# Lionel 736 Problem: advice needed



## Bob B. (Feb 7, 2013)

I have been working on a Lionel 736 for a friend, mainly tune up & lube jobs. The engine has the characteristic of running much faster in reverse than in forward. The drive train turns easily in either direction and I suspect a problem with the brush springs and/or brushes as this is what Greenberg's repair manual suggests as the cause for this behavior. Does anyone
have any tips for troubleshooting this problem? I have the engine up on blocks, connected to the transformer by test leads. As I said, everything turns freely without binding so I think the motor is the cause. Thanks in advance for any advice anyone can offer!


----------



## Kwikster (Feb 22, 2012)

Very, very likely the issue is the commutator has too much end play allowing it to "walk" upwards towards the brush holder and binding it. The fix is really simple, get at least one (might need 2) 671-23M thrust washer, from somewhere like http://www.ttender.com/partslist.html or http://www.traindoctor.com/index.asp

Judging from what you say, the washer will need to go on the end by the drive gear. You may be able to find such a washer locally, but you need to take on old one to make sure it's not too thick causing binding later. My 681 had a lot of end play causing the same issue you describe. That was the fix.

Carl


----------



## TrainLarry (Jan 15, 2012)

The problem is a common one with 726/736 and other locomotives that use a similar motor/gear setup.
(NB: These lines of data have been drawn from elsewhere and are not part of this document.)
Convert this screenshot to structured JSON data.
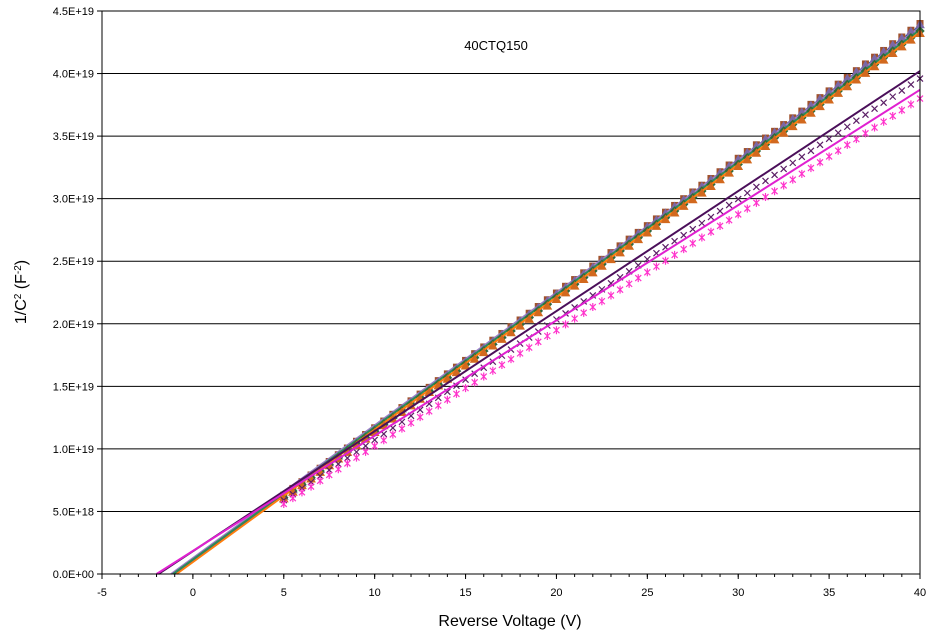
{
  "chart_data": {
    "type": "scatter",
    "title": "40CTQ150",
    "xlabel": "Reverse Voltage (V)",
    "ylabel_base": "1/C",
    "ylabel_sup1": "2",
    "ylabel_mid": " (F",
    "ylabel_sup2": "-2",
    "ylabel_end": ")",
    "xlim": [
      -5,
      40
    ],
    "ylim": [
      0,
      4.5e+19
    ],
    "xticks": [
      "-5",
      "0",
      "5",
      "10",
      "15",
      "20",
      "25",
      "30",
      "35",
      "40"
    ],
    "yticks": [
      "0.0E+00",
      "5.0E+18",
      "1.0E+19",
      "1.5E+19",
      "2.0E+19",
      "2.5E+19",
      "3.0E+19",
      "3.5E+19",
      "4.0E+19",
      "4.5E+19"
    ],
    "grid": "horizontal",
    "x_start": 5,
    "x_step": 0.5,
    "series": [
      {
        "color": "#a0522d",
        "marker": "square",
        "fit_color": "#1f4e9c",
        "fit": [
          [
            -1.0,
            0
          ],
          [
            40,
            4.38e+19
          ]
        ],
        "points_from": [
          5,
          6.3e+18
        ],
        "points_to": [
          40,
          4.4e+19
        ]
      },
      {
        "color": "#7b68a6",
        "marker": "triangle",
        "fit_color": "#9b7fc9",
        "fit": [
          [
            -1.2,
            0
          ],
          [
            40,
            4.37e+19
          ]
        ],
        "points_from": [
          5,
          6.2e+18
        ],
        "points_to": [
          40,
          4.39e+19
        ]
      },
      {
        "color": "#2f6b3a",
        "marker": "diamond",
        "fit_color": "#2e8b57",
        "fit": [
          [
            -1.1,
            0
          ],
          [
            40,
            4.35e+19
          ]
        ],
        "points_from": [
          5,
          6.1e+18
        ],
        "points_to": [
          40,
          4.34e+19
        ]
      },
      {
        "color": "#d2691e",
        "marker": "triangle",
        "fit_color": "#ff7f0e",
        "fit": [
          [
            -0.9,
            0
          ],
          [
            40,
            4.33e+19
          ]
        ],
        "points_from": [
          5,
          6e+18
        ],
        "points_to": [
          40,
          4.32e+19
        ]
      },
      {
        "color": "#5b1f66",
        "marker": "x",
        "fit_color": "#4b0f5a",
        "fit": [
          [
            -1.9,
            0
          ],
          [
            40,
            4.02e+19
          ]
        ],
        "points_from": [
          5,
          5.9e+18
        ],
        "points_to": [
          40,
          3.96e+19
        ]
      },
      {
        "color": "#ff33cc",
        "marker": "star",
        "fit_color": "#e020d0",
        "fit": [
          [
            -2.0,
            0
          ],
          [
            40,
            3.87e+19
          ]
        ],
        "points_from": [
          5,
          5.6e+18
        ],
        "points_to": [
          40,
          3.8e+19
        ]
      }
    ]
  }
}
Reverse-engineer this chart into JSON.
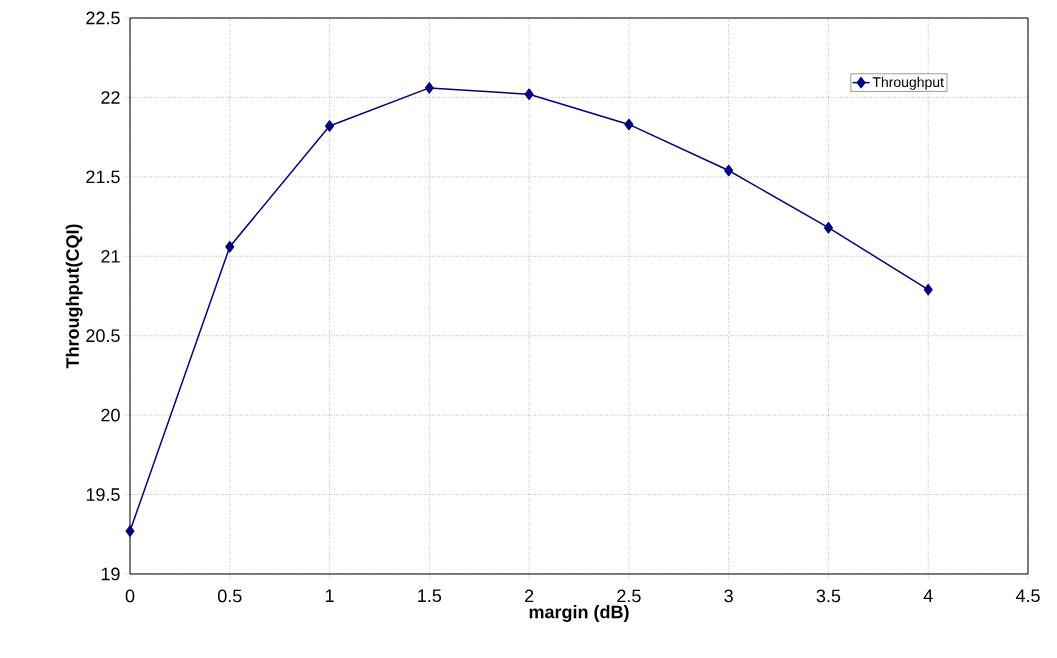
{
  "chart_data": {
    "type": "line",
    "xlabel": "margin (dB)",
    "ylabel": "Throughput(CQI)",
    "x": [
      0,
      0.5,
      1,
      1.5,
      2,
      2.5,
      3,
      3.5,
      4
    ],
    "series": [
      {
        "name": "Throughput",
        "color": "#000080",
        "values": [
          19.27,
          21.06,
          21.82,
          22.06,
          22.02,
          21.83,
          21.54,
          21.18,
          20.79
        ]
      }
    ],
    "xlim": [
      0,
      4.5
    ],
    "xticks": [
      0,
      0.5,
      1,
      1.5,
      2,
      2.5,
      3,
      3.5,
      4,
      4.5
    ],
    "ylim": [
      19,
      22.5
    ],
    "yticks": [
      19,
      19.5,
      20,
      20.5,
      21,
      21.5,
      22,
      22.5
    ],
    "grid": true,
    "legend": "top right",
    "marker": "diamond",
    "line_style": "solid"
  }
}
It is caused by wear, running in the forward direction all the time. Usually the problem is worn axle bearings. Look at the rear set of drivers when the loco is running, and you will probably see that they shift to one side and possibly rub the frame. If so, the proper but very involved fix is to replace the axle bearings. A quick fix that many use is to put a thrust washer on the axle to keep it from shifting. Some use a circlip, others have trimmed the flat plastic piece with a slot that is used to keep a loaf of bread closed. If the replacement bearing route is chosen, be sure to replace the worm wheel also, since you have to take it off anyway. 

Generally, the armatures on these motors do not have a lot of end play, but you can check yours to see.

Larry


----------



## Big Ed (Jun 16, 2009)

And if not any of the above, it could be the brushes too, like you say.
Have you looked at them yet?


----------



## Bob B. (Feb 7, 2013)

*#736 - Binding Drivers & Shifting Armature Shaft*

The solution to the 736 locomotive forward speed issue turned out to be two-fold:
the rear set of drivers was actually binding in one spot in the forward direction only which I thought was pretty weird. But prying the wheels apart a tiny bit on the axle stopped them rubbing on the frame while rotating in a forward direction. Second, the armature was indeed being forced up towards the brush plate when the motor turned in a "forward" direction. Placing a spacer washer on the bottom end of the shaft just above the snap ring and before the existing brass spacer washer stopped that movement completely. The combination of the two changes has made this engine run like a jack rabbit and the owner will be amazed when he first places it back on his layout. No more herky-jerky forward running! I will warn him because, even with the famed Magnatraction, this thing could easily leave the rails and "join the birds" as we used to say on the good ole Big Trees & Pacific. Thanks so much for the much needed advice about what to look for. I had previously serviced the brushes but didn't change the brush springs. They seemed pretty good and are now working well.


----------